Local Learning : The National Network For Folk Arts in Education – locallearningnetwork.org
Journal of Folklore and Education – jfepublications.org
Elizabeth Merritt, Founding Director, Center for the Future of Museums
Elizabeth is the American Alliance of Museums’ Vice President for Strategic Foresight and Founding Director of the Center for the Future of Museums – a think-tank and research & development lab for the museum field. She studied ecology and evolution as an undergraduate at Yale and received her masters in cell and molecular biology from Duke University. Her museum career has included working in a children’s museum, as well as natural history and history museums, and she is a graduate of the Getty Leadership Institute’s Museum Management Program.

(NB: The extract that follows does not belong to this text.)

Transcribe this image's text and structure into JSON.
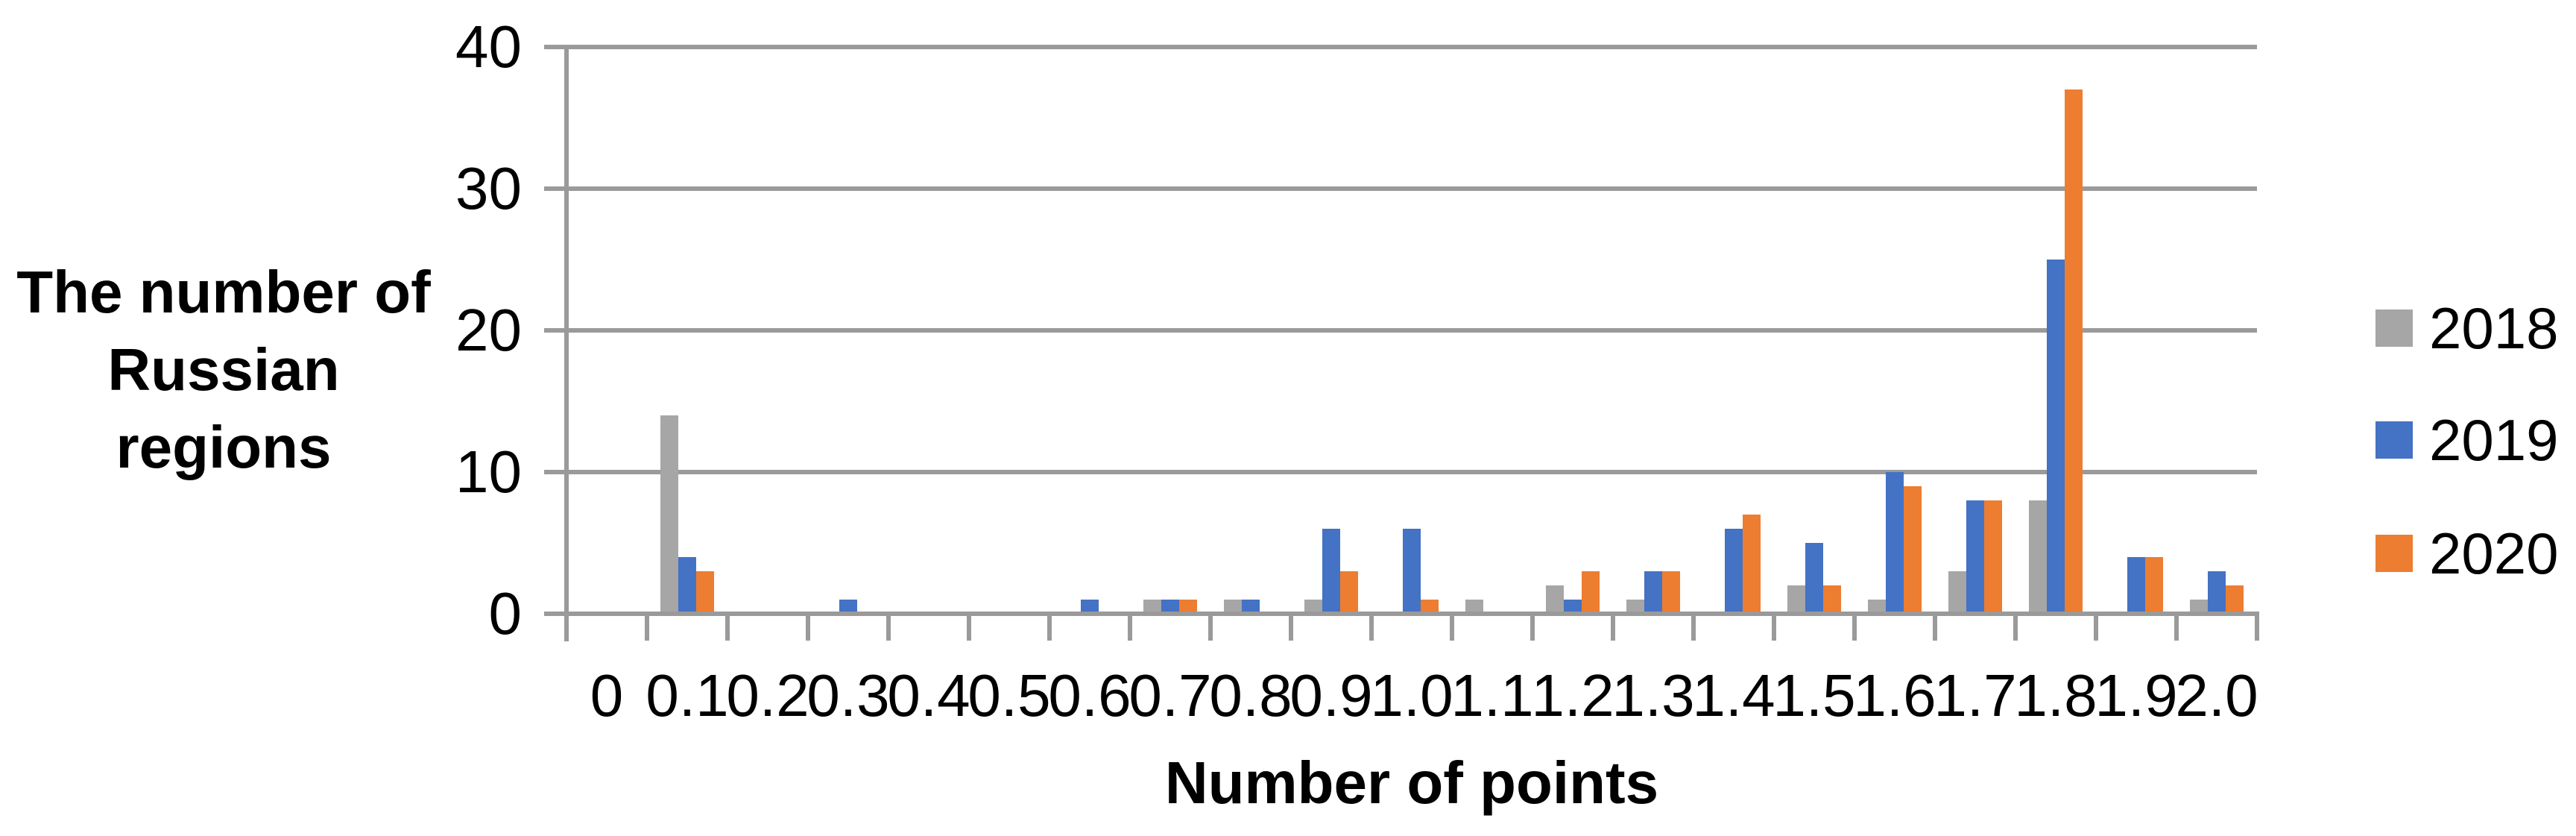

Prior to starting CFM, Elizabeth literally wrote the book on museum standards and best practices, as director of the Alliance’s accreditation and excellence programs. She notes this was perfect preparation for her current role as agent provocateur—challenging museums to question assumptions about traditional practice, and experiment with new ways of doing business. Elizabeth is the author of the Alliance’s annual TrendsWatch report and works with museums around the world to help them build a better tomorrow.
CFM on the web: bit.ly/futureofmuseums
Link to TrendsWatch reports:
Emily Kotecki is a museum learning consultant and podcaster based in Raleigh, North Carolina. She recently published a free, downloadable guide called The Distance Learning Workbook: A Launch Guide for Museums. She is also the host and producer of both the Microsoft Libraries and Museums Podcast and her own podcast, Museum Buzz.
Prior to consulting, she created award-winning distance learning programs and interpretive tools at the North Carolina Museum of Art.
Her career began in political journalism at The Washington Post, where she hosted daily political podcast and weekly show on XM-Sirius Radio. Emily holds a master’s degree in museum education from The George Washington University and a bachelor’s degree in broadcast journalism from American University.